A close-up of a injectable stem-cell carrying microsphere made of calcium phosphate which are injected to prevent and treat fractures caused by bone-thinning diseases. (Image: Ifty Ahmed; University of Nottingham)

A close-up of a injectable stem-cell carrying microsphere made of calcium phosphate which are injected to prevent and treat fractures caused by bone-thinning diseases. (Image: Ifty Ahmed; University of Nottingham)

One final note, fragile bones are no joke but there does seem to be a movement to diagnose more and more people with osteoporosis. Alan Cassels, in his July/August 2016 article for Common Ground magazine, points out that the guidelines for diagnosis have changed and more healthy people are being targeted,

… Americans, the experts tell us, are suffering an epidemic of osteoporosis. A new US osteoporosis guideline says that 72% of women over 65 are considered ‘diseased’ – a number which rises to 93% for those over 75 years old – and hence in need of drug therapy.

What is going on here?

Clearly, the only real ‘epidemic’ is the growing phenomenon where risks for disease are being turned into diseases, in and of themselves. In this racket, ‘high’ blood pressure, elevated cholesterol, low bone density, fluctuating blood sugars, high eyeball pressure and low testosterone, among other things, become worrying signs of chronic, lifelong conditions that demand attention and medication. As I’ve said in the past, “If you want to know why pharma is increasingly targeting healthy people with ‘preventive medicine,’ it’s because that’s where the money is.”
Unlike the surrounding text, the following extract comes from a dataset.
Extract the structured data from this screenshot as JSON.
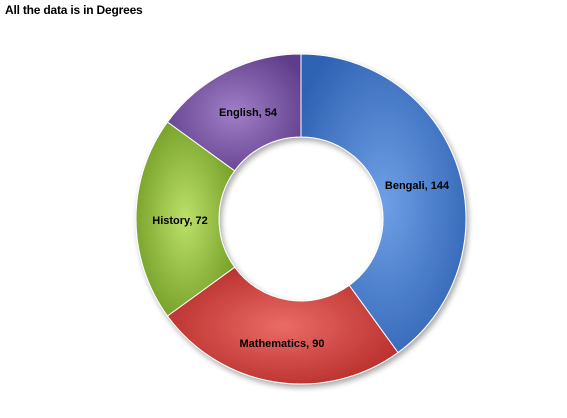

One thing all these risks-as-disease models have in common is they are shaped and supported by clinical practice guidelines. In these guidelines, doctors are told to measure their patients’ parameters. If your measurements are outside some preset levels deemed ‘high risk’ by the expert guidelines, you know what that means: more frequent trips to the pharmacy. The main downside of guidelines is they slap labels on people who aren’t sick and instill in physicians the constant idea their healthy patients are really disease-ridden.

But this is a good news story and if you haven’t sensed it, there’s a rising backlash against medical guidelines, mostly led by doctors, researchers and even some patients outraged at what they see going on. …

I don’t wish to generalize from the situation in the US to the situation in the UK. The medical systems and models are quite different but since at least some of my readership is from the US, I thought this digression might prove helpful. Regardless of where you live, it never hurts to ask questions.